# Can sound be faster than 300m/s?

If you sit in a car and it's driving $300{m \over s}$ and you clap your hands for a very very short sound, will it's wave be $600{m \over s}$ fast, because it adds the speed of the car? Or will it be $300{m \over s}$ because it is just the point of origin that matters and from that point it travels away?

If the answer of the title question would be yes, that would also mean that light can also travel faster than speed of light, right? (I assume sound and lightwaves can be compared as both contains electeomagnetic waves)

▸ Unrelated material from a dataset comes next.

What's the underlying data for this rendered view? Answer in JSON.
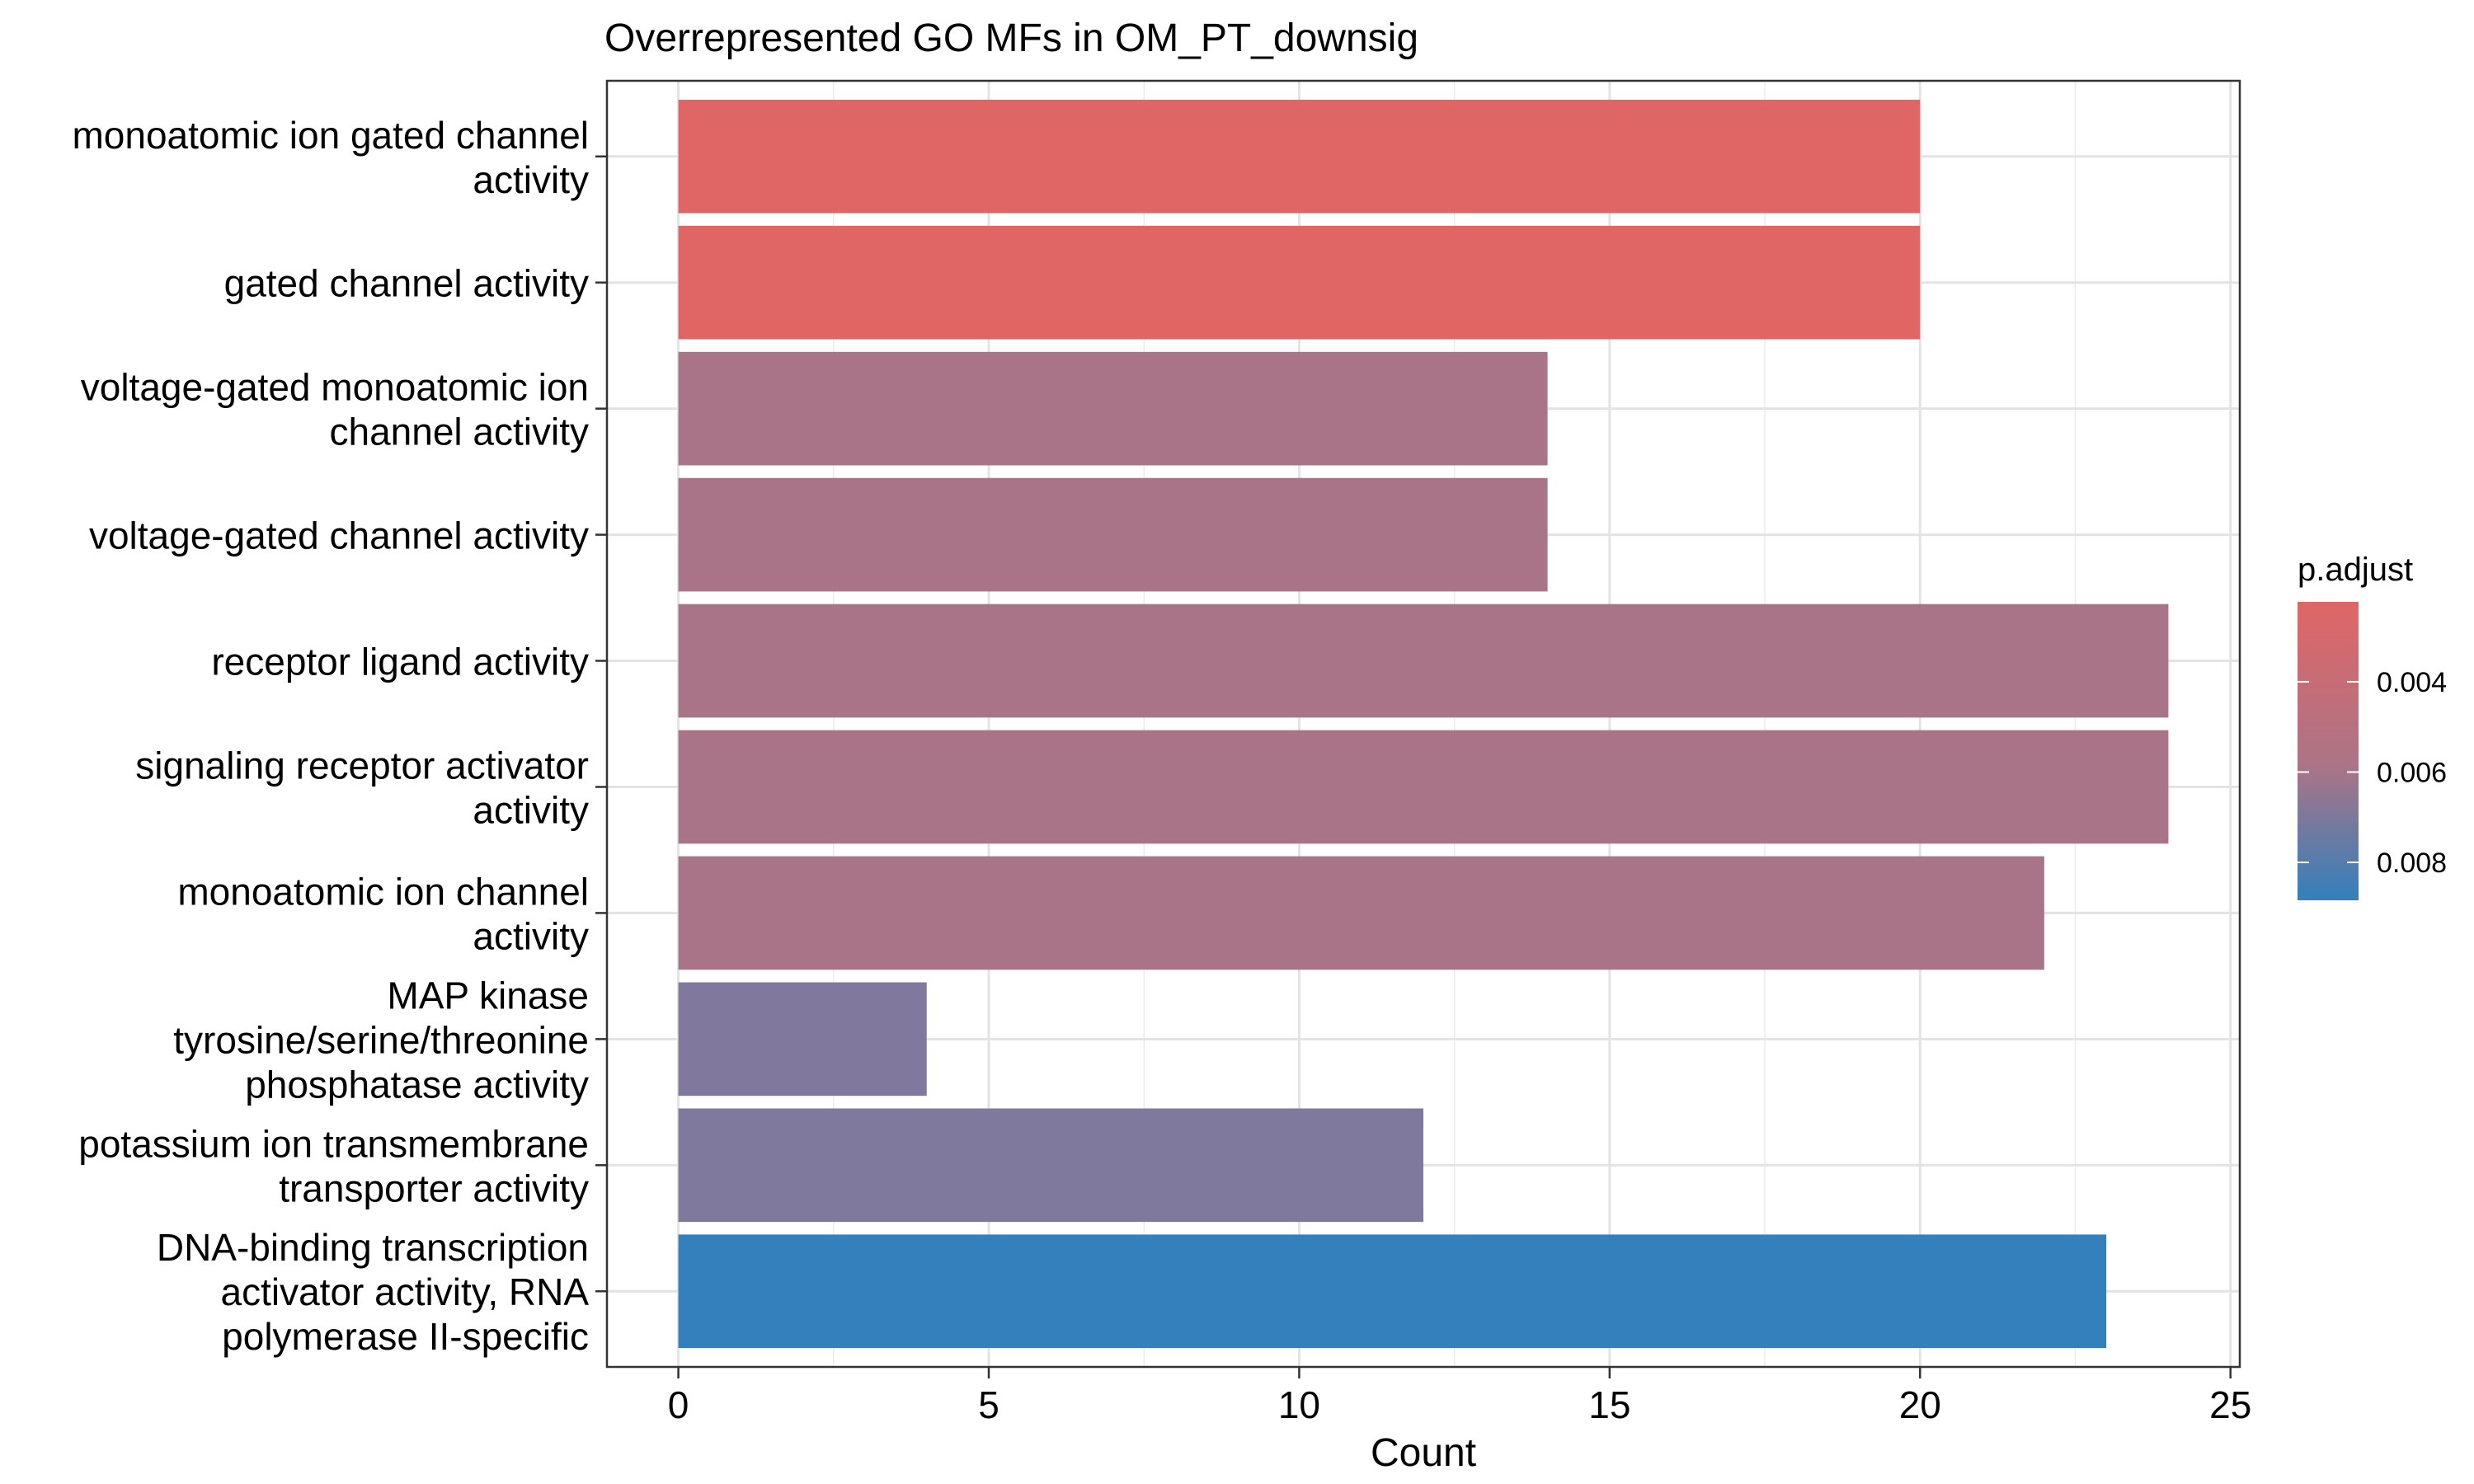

• No, the velocities are not additive. See sonic boom – lemon Jan 25 '18 at 20:04
• Is your question about sound or about light? Sound waves are fundamentally different from EM waves/light. The similar mathematics doesn't mean they are physically similar. And pure sound is not electromagnetic. – Bill N Jan 25 '18 at 20:04
• Sound waves are like what most physicists/philosophers thought light was, before Einstein & Co. Sound must move in a medium, similar to the "aether" that was once hypothesized for light. But light is different, and does not require an "aether" to propagate. – Hot Licks Jan 25 '18 at 20:33
• This example explains why physicists considered the aether to be a stationary medium through which light propagated. It turned out this mechanical model didn't wor and the aether concept was replaced by the field. – Mozibur Ullah Jan 25 '18 at 21:15
• @BillN, they are more similar in behaviour than you might think. For example, sound waves exhibit time dilation when the air moves around stationary objects. – Steve Jan 25 '18 at 22:11

The speed of sound of 340 m/s is measured with respect to air. So here we can mention two cases:

1. If you are inside a car that is moving at 340 m/s in the highway and the windows are closed (so that the air inside the car is also moving at that speed), the sound of your clap will move at 680 mm/s with respect to the ground. This is because it moves at 340 m/s with respect to the air inside the car.

2. Imagine the same situation but with a car that has no roof nor windows. Then you, inside the car, will find that the air moves at 340 m/s backwards. If you clap in this situation the sound waves will move at 340 m/s in the air, but because this air moves at 340 m/s backwards you will see that the sound waves do not move at all.

The second case is exactly what happens in this picture: When the supersonic aircraft is moving exactly at (or very near) the speed of sound (both with respect to the air), the waves travel at the same speed and they accumulate to form that peculiar cone.

In the case of light the case is different because light speed is 300000 km/s with respect to space itself. And you cannot move with respect to space, you move in space with respect to other things. Motion is relative. So the speed of light is the same for everyone independent of the speed of the observer (or the source).

• Worth noting that the air will only move 680 m/s if you ignore relativistic effects. Realistically, relative to the ground frame it will be moving a little slower than 680 m/s if you account for relativity. This might help OP wrap his head around why this fails when you try to apply it to light speed. – JMac Jan 25 '18 at 20:32
• @JMac Thanks for the note, apart from your interesting fact I realized (with the help of the answer below, above and your comment) that sound and light is very different. – Emanuel Graf Jan 25 '18 at 20:36
• The speed of light is not the same for everyone independent of their speed - it is the same locally for everyone (relative to their local clock). That's a subtle difference. – Steve Jan 25 '18 at 22:22
• Wrong, on many counts. The sound waves in the car do move. postulating a car with no doors or windows is equivalent to just moving a sound generator (like a speaker) through the air at the same speed. Sounds waves generated will move backwards through the air mass at exactly 340 m/s, although since the speaker is moving forwards at 340m/s, the speed of these backwards sound waves will be 680 m/s relative to the speaker. Sound waves moving forwards will also move through the air mass at 340m/s, but as the speaker is also moving forward at the same speed the relative speed will be zero. – Charles Bretana Jan 25 '18 at 23:20
• The speed of Light is different. It will be measured at exactly the same speed (186,000 miles/sec) no matter how fast or slow the emitter, or the observer is traveling, with respect to each other or to any frame of reference. – Charles Bretana Jan 25 '18 at 23:20

To answer the second question: sound waves are not electromagnetic waves, they're pressure waves.